Spinning off Ferrari

Opinions
Andrew Frankel

For the first time since it took a controlling interest in 1969, Fiat and Ferrari will effectively become different companies once more by this time next year. As part of his plan to fund an eye-watering £38 billion, five-year investment plan, Fiat Chrysler Automobiles (FCA) boss Sergio Marchionne will spin off Ferrari over the next 12 months, offering 10 per cent to the public and distributing the remainder of the company to existing FCA shareholders.

This way FCA gets to realise the value of its most prized asset while at the same time ensuring autonomy of operation for Ferrari at a time when some feared Marchionne’s arrival in Maranello would lead to Ferraris becoming little more than badge-engineered Fiats. It also neatly avoids being seen to be selling off an iconic Italian institution to foreign investors.

The news seems good and the market liked it, FCA’s share price in New York leaping 18 per cent on its receipt. For Ferrari it is a new dawn and the most significant change to its corporate structure since Fiat took over 45 years ago.

For the first time in years it will be responsible not to a board of management but shareholders, and this may or may not result in greater freedoms for Maranello to do as it chooses on both the road and racing car sides of its business. In theory it has achieved something close to independence from Fiat, in practice Ferrari has in fact operated effectively as an independent company within Fiat for years.

Of course for private investors the move now means there is a new Ferrari-branded accessory to add to the car in the garage, the jacket in the wardrobe and the watch on the wrist: a framed Ferrari share certificate will doubtless add even more glamour to even the most affluent of downstairs loos. And I am sure the arrangement will continue to thrive so long as Ferrari does too, especially if Marchionne succeeds in his stated ‘non-negotiable’ mission to return Ferrari to the top in Formula 1.

Perhaps of greater interest still is what this all means for the other brands that remain under FCA’s control. Marchionne’s five-year plan is brave particularly because now Ferrari is being hived off the remaining brands are not without their issues. Fiat, Chrysler, Jeep, Maserati and Alfa Romeo may all have known great times in the distant past but their more recent histories have been chequered to say the least and while Marchionne has impressively led FCA back to profitability, the company remains in debt and the job ahead – to turn FCA into a credible rival for the Volkswagen Group seems almost unimaginably vast.

To get there one thing is certain: Marchionne will need to instigate a product revolution.
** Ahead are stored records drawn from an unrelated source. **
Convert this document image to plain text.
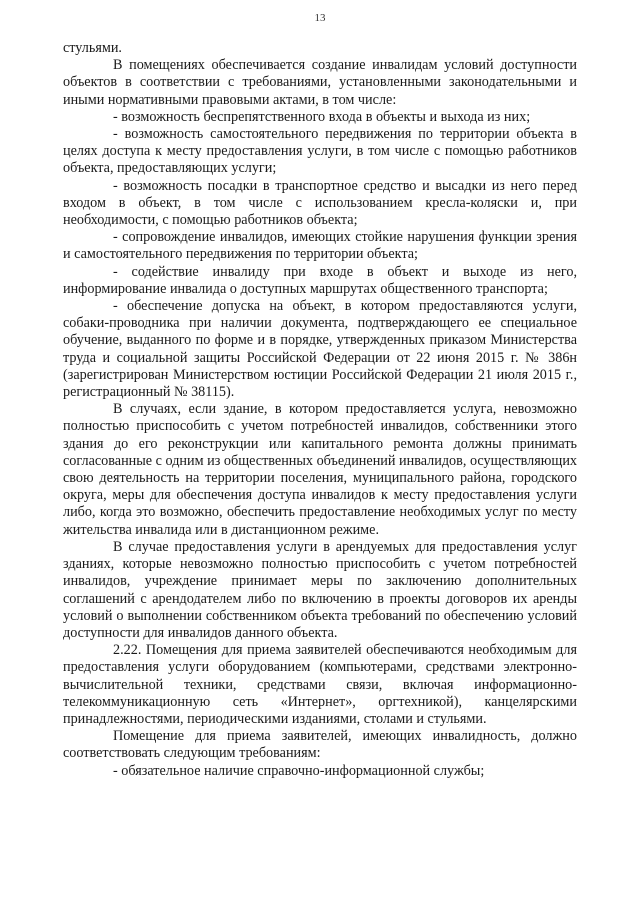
13

стульями.

В помещениях обеспечивается создание инвалидам условий доступности объектов в соответствии с требованиями, установленными законодательными и иными нормативными правовыми актами, в том числе:

- возможность беспрепятственного входа в объекты и выхода из них;

- возможность самостоятельного передвижения по территории объекта в целях доступа к месту предоставления услуги, в том числе с помощью работников объекта, предоставляющих услуги;

- возможность посадки в транспортное средство и высадки из него перед входом в объект, в том числе с использованием кресла-коляски и, при необходимости, с помощью работников объекта;

- сопровождение инвалидов, имеющих стойкие нарушения функции зрения и самостоятельного передвижения по территории объекта;

- содействие инвалиду при входе в объект и выходе из него, информирование инвалида о доступных маршрутах общественного транспорта;

- обеспечение допуска на объект, в котором предоставляются услуги, собаки-проводника при наличии документа, подтверждающего ее специальное обучение, выданного по форме и в порядке, утвержденных приказом Министерства труда и социальной защиты Российской Федерации от 22 июня 2015 г. № 386н (зарегистрирован Министерством юстиции Российской Федерации 21 июля 2015 г., регистрационный № 38115).

В случаях, если здание, в котором предоставляется услуга, невозможно полностью приспособить с учетом потребностей инвалидов, собственники этого здания до его реконструкции или капитального ремонта должны принимать согласованные с одним из общественных объединений инвалидов, осуществляющих свою деятельность на территории поселения, муниципального района, городского округа, меры для обеспечения доступа инвалидов к месту предоставления услуги либо, когда это возможно, обеспечить предоставление необходимых услуг по месту жительства инвалида или в дистанционном режиме.

В случае предоставления услуги в арендуемых для предоставления услуг зданиях, которые невозможно полностью приспособить с учетом потребностей инвалидов, учреждение принимает меры по заключению дополнительных соглашений с арендодателем либо по включению в проекты договоров их аренды условий о выполнении собственником объекта требований по обеспечению условий доступности для инвалидов данного объекта.

2.22. Помещения для приема заявителей обеспечиваются необходимым для предоставления услуги оборудованием (компьютерами, средствами электронно-вычислительной техники, средствами связи, включая информационно-телекоммуникационную сеть «Интернет», оргтехникой), канцелярскими принадлежностями, периодическими изданиями, столами и стульями.

Помещение для приема заявителей, имеющих инвалидность, должно соответствовать следующим требованиям:

- обязательное наличие справочно-информационной службы;
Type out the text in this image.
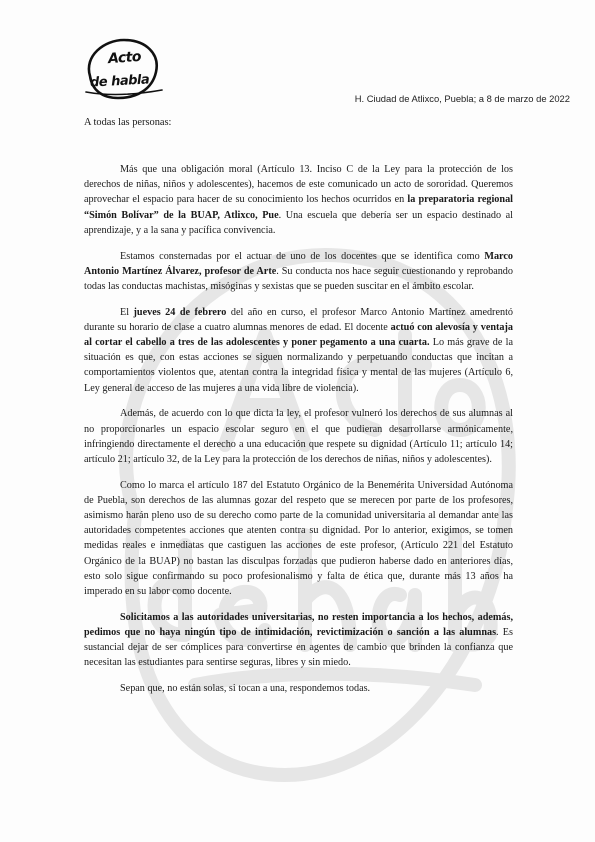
Acto
de habla
H. Ciudad de Atlixco, Puebla; a 8 de marzo de 2022
A todas las personas:

Más que una obligación moral (Artículo 13. Inciso C de la Ley para la protección de los derechos de niñas, niños y adolescentes), hacemos de este comunicado un acto de sororidad. Queremos aprovechar el espacio para hacer de su conocimiento los hechos ocurridos en la preparatoria regional “Simón Bolívar” de la BUAP, Atlixco, Pue. Una escuela que debería ser un espacio destinado al aprendizaje, y a la sana y pacífica convivencia.

Estamos consternadas por el actuar de uno de los docentes que se identifica como Marco Antonio Martínez Álvarez, profesor de Arte. Su conducta nos hace seguir cuestionando y reprobando todas las conductas machistas, misóginas y sexistas que se pueden suscitar en el ámbito escolar.

El jueves 24 de febrero del año en curso, el profesor Marco Antonio Martínez amedrentó durante su horario de clase a cuatro alumnas menores de edad. El docente actuó con alevosía y ventaja al cortar el cabello a tres de las adolescentes y poner pegamento a una cuarta. Lo más grave de la situación es que, con estas acciones se siguen normalizando y perpetuando conductas que incitan a comportamientos violentos que, atentan contra la integridad física y mental de las mujeres (Artículo 6, Ley general de acceso de las mujeres a una vida libre de violencia).

Además, de acuerdo con lo que dicta la ley, el profesor vulneró los derechos de sus alumnas al no proporcionarles un espacio escolar seguro en el que pudieran desarrollarse armónicamente, infringiendo directamente el derecho a una educación que respete su dignidad (Artículo 11; artículo 14; artículo 21; artículo 32, de la Ley para la protección de los derechos de niñas, niños y adolescentes).

Como lo marca el artículo 187 del Estatuto Orgánico de la Benemérita Universidad Autónoma de Puebla, son derechos de las alumnas gozar del respeto que se merecen por parte de los profesores, asimismo harán pleno uso de su derecho como parte de la comunidad universitaria al demandar ante las autoridades competentes acciones que atenten contra su dignidad. Por lo anterior, exigimos, se tomen medidas reales e inmediatas que castiguen las acciones de este profesor, (Artículo 221 del Estatuto Orgánico de la BUAP) no bastan las disculpas forzadas que pudieron haberse dado en anteriores días, esto solo sigue confirmando su poco profesionalismo y falta de ética que, durante más 13 años ha imperado en su labor como docente.

Solicitamos a las autoridades universitarias, no resten importancia a los hechos, además, pedimos que no haya ningún tipo de intimidación, revictimización o sanción a las alumnas. Es sustancial dejar de ser cómplices para convertirse en agentes de cambio que brinden la confianza que necesitan las estudiantes para sentirse seguras, libres y sin miedo.

Sepan que, no están solas, si tocan a una, respondemos todas.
Marketing plays a part, and an important one too, but without the product to back it up it will only ever get you so far these days; thanks to the internet, the customer is far too well-informed to choose to put up with second, let alone third, fourth or fifth best. And the problem is that without Ferrari I cannot think of a single model from any of the aforementioned brands that is genuinely class-leading or, frankly, even close to it.

And the problem with product is that getting it right is expensive. Despite the terrifying strength of its existing portfolio (which includes Audi, Porsche, Bentley, Lamborghini, Bugatti, Skoda and Seat), this year VW will spend £10.9 billion on research and development alone. According to the Wall Street Journal, that’s £2.4 billion more than any other company on earth. By its own figures, for Marchionne’s strategy to work FCA revenues will have to better than double between now and the end of 2018 and sales increase from 4.4 million units at present to 7 million then.

Of course the bulk of the heavy lifting will be done by the American brands and Jeep in particular, but it leaves open the question of what will happen to Maserati and Alfa Romeo. The former is mid-transition and currently selling in numbers hitherto never contemplated thanks to the mainstream nature of the Ghibli saloon, though still small beer compared to its premium German rivals. The forthcoming Jeep-based Levante SUV should improve the picture further.

But Alfa Romeo? If I had a pound for every time Alfa’s been on the brink of something big, I’d be in the market for a new piggy bank by now. Its first step is to re-launch in the US with the 4C, a fabulous looking but profoundly flawed car, its next to produce a mid-sized saloon called Giulia to sell in the US, Europe and around the world. And that will be key: even the Americans might put up with a car’s limitations if it’s a recreation product, but Alfa badges alone will not be nearly enough for the Giulia. Indeed if it’s anything less than fully competitive with the best in the market – and I’m talking BMW 3-series, Mercedes C-class and potentially the Jaguar XE, it will likely struggle over here and sink without trace over there, taking a small but significant chunk of Signor Marchionne’s dream with it.